In my previous post Feel the Fear and do it anyway I explained about the big step I had made in deciding to take redundancy and try out a completely new way of living. I have worked in local authorities for over 30 years – and without a break for just over 26 years so this is a really big life change for me.

I decided that I did not want to focus on a single career any more, but that I would like to develop a portfolio to make sure I did not have all of my eggs in one basket. This was even more important as I was not going to have a regular pay cheque to rely on and would have to rely in the vagaries of the market – and my ability to market my own businesses.

Why did I chose the 2 businesses that I am now developing?

I chose them because they both build on my core values of helping other people to improve themselves and my desire to get back to working directly with, and helping, people. I also wanted to continue to use and develop the skills I have developed throughout my professional life as I had worked hard to learn and apply them and still have a lot to give back to all of the professions I embrace.

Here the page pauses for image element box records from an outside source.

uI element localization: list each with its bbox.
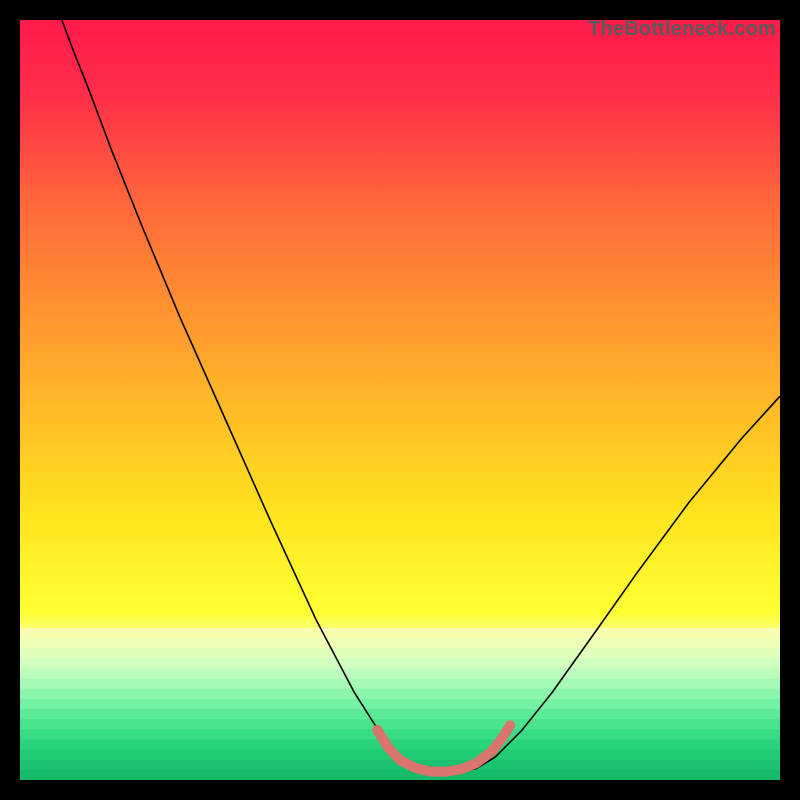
watermark-text: TheBottleneck.com xyxy=(588,18,776,41)
chart-frame: TheBottleneck.com xyxy=(20,20,780,780)
chart-svg xyxy=(20,20,780,780)
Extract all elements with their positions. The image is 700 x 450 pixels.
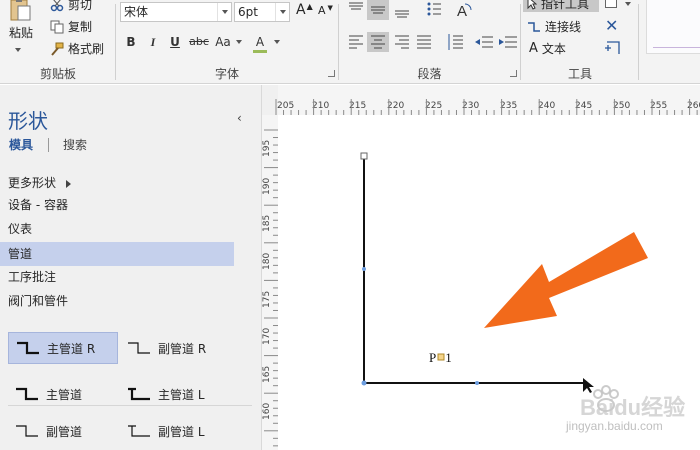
orange-arrow-annotation — [484, 232, 648, 328]
connection-point[interactable] — [361, 380, 367, 386]
shape-text-prefix: P — [429, 350, 437, 365]
shape-text-label[interactable]: P1 — [429, 350, 452, 366]
pipe-shape[interactable] — [363, 157, 586, 384]
watermark-url: jingyan.baidu.com — [566, 419, 663, 433]
connection-point[interactable] — [475, 381, 479, 385]
shape-text-suffix: 1 — [445, 350, 452, 365]
connection-point[interactable] — [362, 267, 366, 271]
watermark-brand: Baidu经验 — [580, 395, 686, 420]
endpoint-handle[interactable] — [360, 152, 368, 160]
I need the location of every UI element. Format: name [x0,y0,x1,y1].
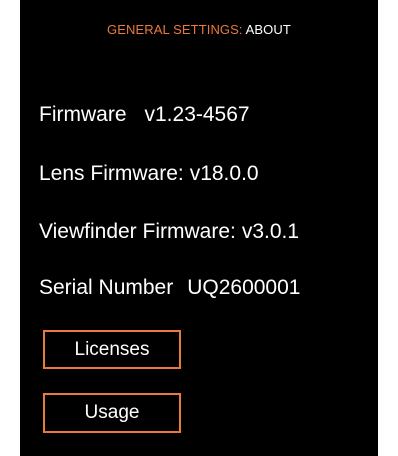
serial-number-value: UQ2600001 [187,276,301,299]
viewfinder-firmware-value: v3.0.1 [241,220,300,243]
firmware-value: v1.23-4567 [144,103,250,126]
page-title: GENERAL SETTINGS: ABOUT [20,22,378,37]
viewfinder-firmware-row: Viewfinder Firmware: v3.0.1 [39,220,299,244]
serial-number-row: Serial Number UQ2600001 [39,276,300,300]
usage-button[interactable]: Usage [43,393,181,433]
serial-number-label: Serial Number [39,276,174,299]
firmware-label: Firmware [39,103,127,126]
lens-firmware-row: Lens Firmware: v18.0.0 [39,162,259,186]
section-title: GENERAL SETTINGS: [107,22,243,37]
about-screen: GENERAL SETTINGS: ABOUT Firmware v1.23-45… [20,0,378,456]
lens-firmware-value: v18.0.0 [189,162,259,185]
viewfinder-firmware-label: Viewfinder Firmware: [39,220,236,243]
licenses-button[interactable]: Licenses [43,330,181,369]
lens-firmware-label: Lens Firmware: [39,162,184,185]
page-name: ABOUT [245,22,291,37]
firmware-row: Firmware v1.23-4567 [39,103,250,127]
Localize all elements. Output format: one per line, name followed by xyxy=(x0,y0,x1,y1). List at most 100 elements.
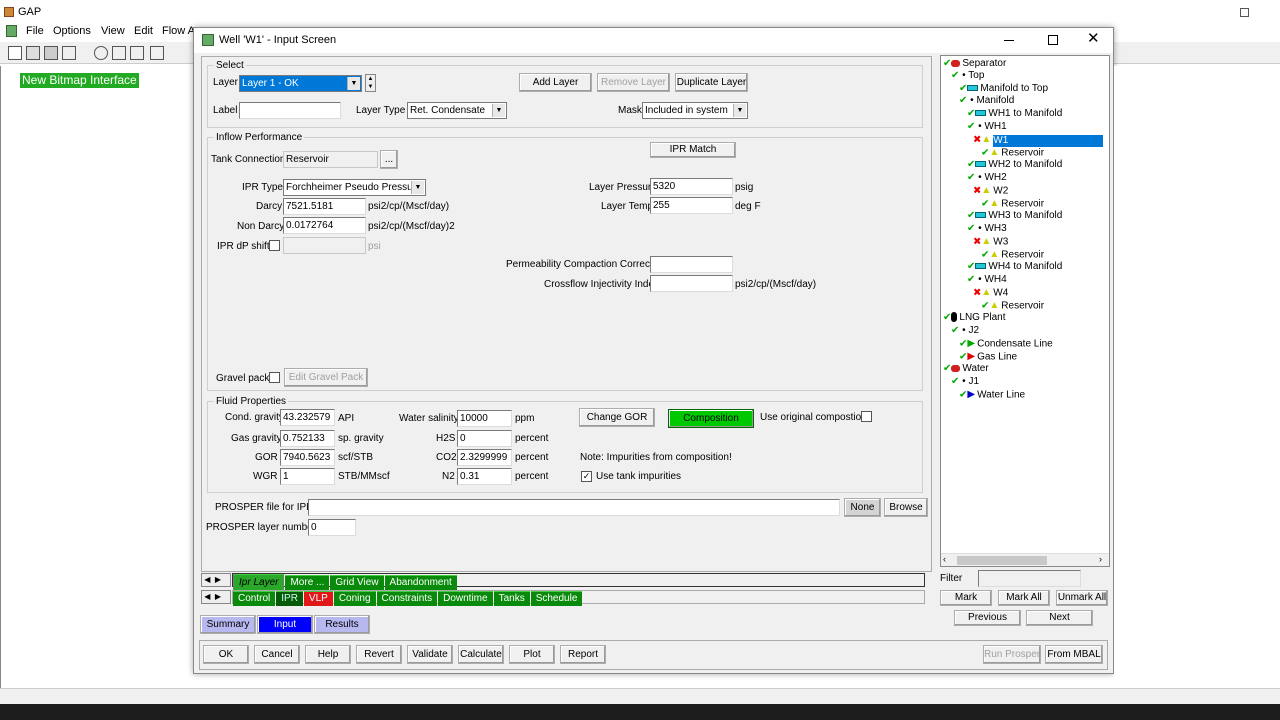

When developing new businesses from a standing start it is important to realise that you will be very lucky if you get good, or even any, financial returns from the start. It is important, though, to measure what you are doing for your businesses each day so that you know you are moving them forward a little bit. This is a very different way of planning to that I used to do in a local authority. There I would have plans with clear outcomes and which were SMART – Specific, Measurable, Achievable, Realistic and Timed. When starting a new business you also need clear outcomes, but the timing of them is difficult when you are still establishing yourself, and how do you know if they are realistic? Instead it is important to give yourself activity goals for every day – as you can measure your achievement if these and the more effective and positive activity you do the more likely it is your business venture will be successful.

How do you know what activity goals you need to set?

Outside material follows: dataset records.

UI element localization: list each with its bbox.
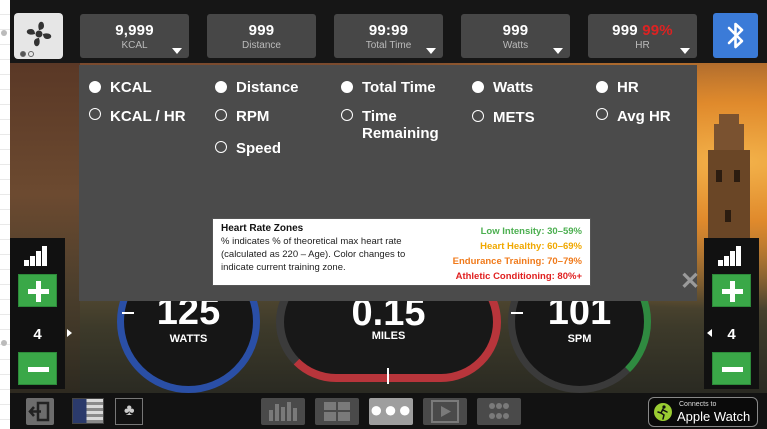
option-total-time-label[interactable]: Total Time [362,79,436,96]
dots-icon: ●●● [369,397,413,422]
right-resistance-control: 4 [704,238,759,389]
radio-speed[interactable] [215,141,227,153]
radio-avg-hr[interactable] [596,108,608,120]
scenery-button[interactable]: ♣ [115,398,143,425]
option-avg-hr-label[interactable]: Avg HR [617,108,671,125]
radio-distance[interactable] [215,81,227,93]
tree-icon: ♣ [124,402,135,419]
bluetooth-icon [727,22,744,49]
hr-zone-healthy: Heart Healthy: 60–69% [480,241,582,252]
dropdown-caret-icon [553,48,563,54]
hr-zone-low: Low Intensity: 30–59% [480,226,582,237]
castle-tower-top [714,114,744,152]
decrease-button[interactable] [712,352,751,385]
apple-watch-connects-text: Connects to [679,401,717,408]
radio-rpm[interactable] [215,109,227,121]
running-person-icon [654,403,672,421]
close-panel-icon[interactable]: ✕ [680,270,700,294]
option-time-remaining-line2: Remaining [362,125,439,142]
radio-kcal[interactable] [89,81,101,93]
bottom-bar: ♣ ●●● Connects to Apple Watch [10,393,767,429]
metric-value: 999 99% [588,22,697,39]
dropdown-caret-icon [680,48,690,54]
option-kcal-label[interactable]: KCAL [110,79,152,96]
more-options-button[interactable]: ●●● [369,398,413,425]
option-time-remaining-line1: Time [362,108,397,125]
level-value: 4 [33,326,42,343]
gauge-tick [122,312,134,314]
metric-value: 99:99 [368,22,409,39]
language-flag-button[interactable] [72,398,104,424]
level-pointer-icon [67,329,72,337]
fan-speed-dots [20,51,34,57]
bluetooth-button[interactable] [713,13,758,58]
hr-zones-list: Low Intensity: 30–59% Heart Healthy: 60–… [453,224,582,284]
metric-total-time[interactable]: 99:99 Total Time [334,14,443,58]
fan-icon [26,21,52,47]
gauge-tick [387,368,389,384]
radio-kcal-hr[interactable] [89,108,101,120]
option-distance-label[interactable]: Distance [236,79,299,96]
radio-total-time[interactable] [341,81,353,93]
increase-button[interactable] [18,274,57,307]
metric-value: 999 [502,22,529,39]
option-speed-label[interactable]: Speed [236,140,281,157]
binder-hole [1,30,7,36]
apps-grid-icon [489,403,509,419]
hr-zone-athletic: Athletic Conditioning: 80%+ [455,271,582,282]
gauge-tick [511,312,523,314]
signal-bars-icon [24,246,48,266]
grid-view-button[interactable] [315,398,359,425]
fan-button[interactable] [14,13,63,59]
decrease-button[interactable] [18,352,57,385]
console-screen: 9,999 KCAL 999 Distance 99:99 Total Time… [10,0,767,429]
hr-percent: 99% [642,22,673,39]
dropdown-caret-icon [426,48,436,54]
display-options-panel: KCAL KCAL / HR Distance RPM Speed Total … [79,65,700,301]
bar-graph-icon [269,402,297,421]
signal-bars-icon [718,246,742,266]
binder-hole [1,340,7,346]
hr-value: 999 [612,22,638,39]
metric-value: 999 [248,22,275,39]
apps-grid-button[interactable] [477,398,521,425]
level-value: 4 [727,326,736,343]
page-margin [0,0,10,429]
option-watts-label[interactable]: Watts [493,79,533,96]
metric-value: 9,999 [115,22,154,39]
option-mets-label[interactable]: METS [493,109,535,126]
metric-distance[interactable]: 999 Distance [207,14,316,58]
level-pointer-icon [707,329,712,337]
metric-hr[interactable]: 999 99% HR [588,14,697,58]
spm-label: SPM [567,333,592,345]
video-button[interactable] [423,398,467,425]
radio-mets[interactable] [472,110,484,122]
exit-button[interactable] [26,398,54,425]
option-kcal-hr-label[interactable]: KCAL / HR [110,108,186,125]
miles-label: MILES [371,330,406,342]
exit-icon [28,401,50,422]
radio-hr[interactable] [596,81,608,93]
play-icon [431,400,459,423]
bar-graph-view-button[interactable] [261,398,305,425]
heart-rate-zones-box: Heart Rate Zones % indicates % of theore… [212,218,591,286]
hr-zones-description: % indicates % of theoretical max heart r… [221,236,406,273]
option-rpm-label[interactable]: RPM [236,108,269,125]
dropdown-caret-icon [172,48,182,54]
metric-watts[interactable]: 999 Watts [461,14,570,58]
option-hr-label[interactable]: HR [617,79,639,96]
watts-label: WATTS [169,333,208,345]
hr-zone-endurance: Endurance Training: 70–79% [452,256,582,267]
radio-watts[interactable] [472,81,484,93]
metric-kcal[interactable]: 9,999 KCAL [80,14,189,58]
apple-watch-button[interactable]: Connects to Apple Watch [648,397,758,427]
metric-label: Distance [242,40,281,51]
grid-icon [324,402,350,421]
top-bar: 9,999 KCAL 999 Distance 99:99 Total Time… [10,0,767,63]
left-resistance-control: 4 [10,238,72,389]
radio-time-remaining[interactable] [341,109,353,121]
option-time-remaining-label[interactable]: Time Remaining [362,108,439,142]
increase-button[interactable] [712,274,751,307]
apple-watch-label: Apple Watch [677,409,751,424]
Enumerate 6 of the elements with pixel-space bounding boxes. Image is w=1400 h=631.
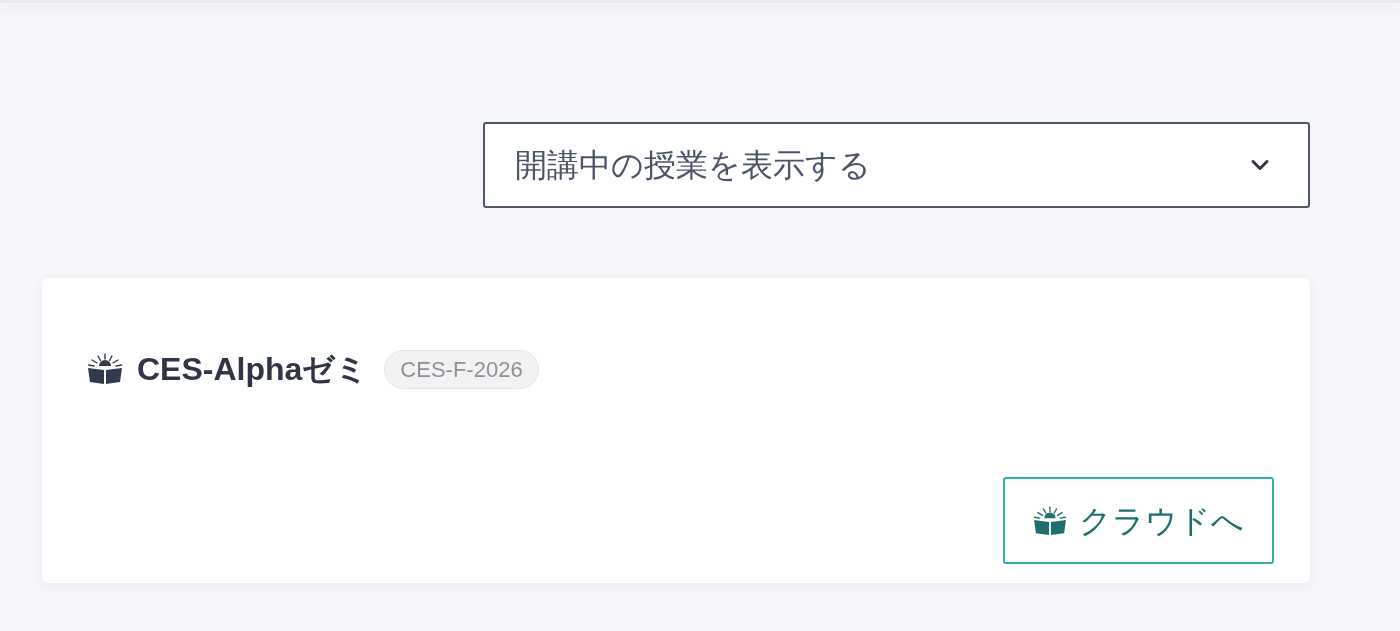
course-title: CES-Alphaゼミ [137, 350, 369, 389]
book-icon [1033, 505, 1067, 536]
course-filter-select[interactable]: 開講中の授業を表示する [483, 122, 1310, 208]
course-code: CES-F-2026 [384, 349, 539, 389]
cloud-link-button[interactable]: クラウドへ [1003, 477, 1274, 564]
book-icon [87, 353, 123, 385]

By talking to others who have gone through the same process and who can give you an idea of which activities you need to do, and for how long, before you start to see the desired outcomes that you want from your business. This can include developing a presence in the areas where people looking for your kind of business congregate – either online or face to face, the number of calls you need to make to prospects, the type of information you need to have prepared when a prospect does respond positively.

I cannot tell you yet if I have made the right choice – come back and see me again in December to see how I am doing with my 2 businesses Kate Millin Consulting and KMC Forever.